Just when they begin to teeter, when you start to wonder if perhaps this is a season that just isn’t meant to be, the Edmonton Oilers manage to rein it in. It’s a tough way to live, but on the other side, you could say it builds character.
The Oilers reeled off eight straight wins to right their awful start to the 2023-24 campaign, and then Thursday — after a 3-1 loss to the New York Islanders to open the trip — Edmonton enterd the third period down 3-2 to the New Jersey Devils.
With a Friday game against the Eastern Conference-leading New York Rangers, that third period in Newark was imperative for an Oilers team that rode a three-game losing streak into the game. Four straight loses could very easily turn into five, and you know where it goes from there.
So, what happened next?
How about three goals in 69 seconds early in the third period, by Connor McDavid, Leon Draisaitl and the unlikely Adam Erne? From there, Edmonton coasted to a 6-3 win.
“It was very similar to the Winnipeg game (a 3-1 Oilers win),” said head coach Kris Knoblauch, “where I thought we could have been up, we weren’t, but we stuck with a game plan and it paid off in the third period.”
It was the 100th time that both McDavid and Draisaitl had scored in the same game, but it was Erne’s drive to the net and lovely finish that had everybody in blue and orange smiling. The fourth-liner drew into the lineup for the first time since Nov. 28, with Knoblauch assigning Connor Brown a seat in the press box for this one, and Erne took a puck to the net before making a nice move to score his first of the season on Vitek Vanecek.

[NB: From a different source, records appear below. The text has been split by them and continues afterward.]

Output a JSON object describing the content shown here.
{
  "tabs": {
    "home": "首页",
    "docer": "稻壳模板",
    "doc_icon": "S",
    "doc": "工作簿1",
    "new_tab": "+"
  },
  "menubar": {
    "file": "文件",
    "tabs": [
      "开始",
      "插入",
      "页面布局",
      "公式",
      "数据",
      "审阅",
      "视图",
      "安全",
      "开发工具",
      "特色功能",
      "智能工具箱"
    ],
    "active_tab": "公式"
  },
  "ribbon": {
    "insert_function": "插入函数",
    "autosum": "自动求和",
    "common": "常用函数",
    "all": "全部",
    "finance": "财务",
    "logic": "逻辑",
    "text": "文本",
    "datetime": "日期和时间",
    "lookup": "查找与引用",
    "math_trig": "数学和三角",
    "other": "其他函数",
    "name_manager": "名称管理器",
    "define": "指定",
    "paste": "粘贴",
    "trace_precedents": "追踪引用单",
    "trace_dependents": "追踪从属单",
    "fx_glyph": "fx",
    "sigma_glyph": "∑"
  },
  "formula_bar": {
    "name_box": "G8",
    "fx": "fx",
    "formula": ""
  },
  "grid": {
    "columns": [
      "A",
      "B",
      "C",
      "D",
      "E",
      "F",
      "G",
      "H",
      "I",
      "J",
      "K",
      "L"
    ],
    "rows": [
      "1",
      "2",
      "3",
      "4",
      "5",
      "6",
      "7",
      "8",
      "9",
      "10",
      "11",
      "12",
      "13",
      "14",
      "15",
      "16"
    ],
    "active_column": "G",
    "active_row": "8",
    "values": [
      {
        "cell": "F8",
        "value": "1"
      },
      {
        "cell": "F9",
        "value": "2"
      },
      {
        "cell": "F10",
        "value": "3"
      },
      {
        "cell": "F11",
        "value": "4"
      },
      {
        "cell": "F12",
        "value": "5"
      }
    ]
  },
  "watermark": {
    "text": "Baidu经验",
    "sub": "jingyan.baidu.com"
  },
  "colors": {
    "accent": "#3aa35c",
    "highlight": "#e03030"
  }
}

“Dad’s in the stands, best buddy’s in the stands… Great time to get my first,” said Erne, the former Detroit Red Wing who hails from nearby New Haven Connecticut. “We only come out here once this year. Usually I get to be around here a lot more, playing in the East in the past. So it was definitely special to able to perform in front of them.”
Erne is that depth guy who gives his team a real boost when one manages to go in. His was the third goal in a 69-second span that turned a 3-2 deficit into a 5-3 lead. Ryan McLeod would score his second of the game to get the Oilers to six, a lead they weren’t about to give back.
“We were so happy for him on the bench. It was almost a month his since his last game,” Knoblauch said. “It was nice to see him score the goal, but I thought he broke up a lot of plays defensively, he made some plays breaking the puck out on the wall, and he played a really big game. That’s what we expect from and he delivered.”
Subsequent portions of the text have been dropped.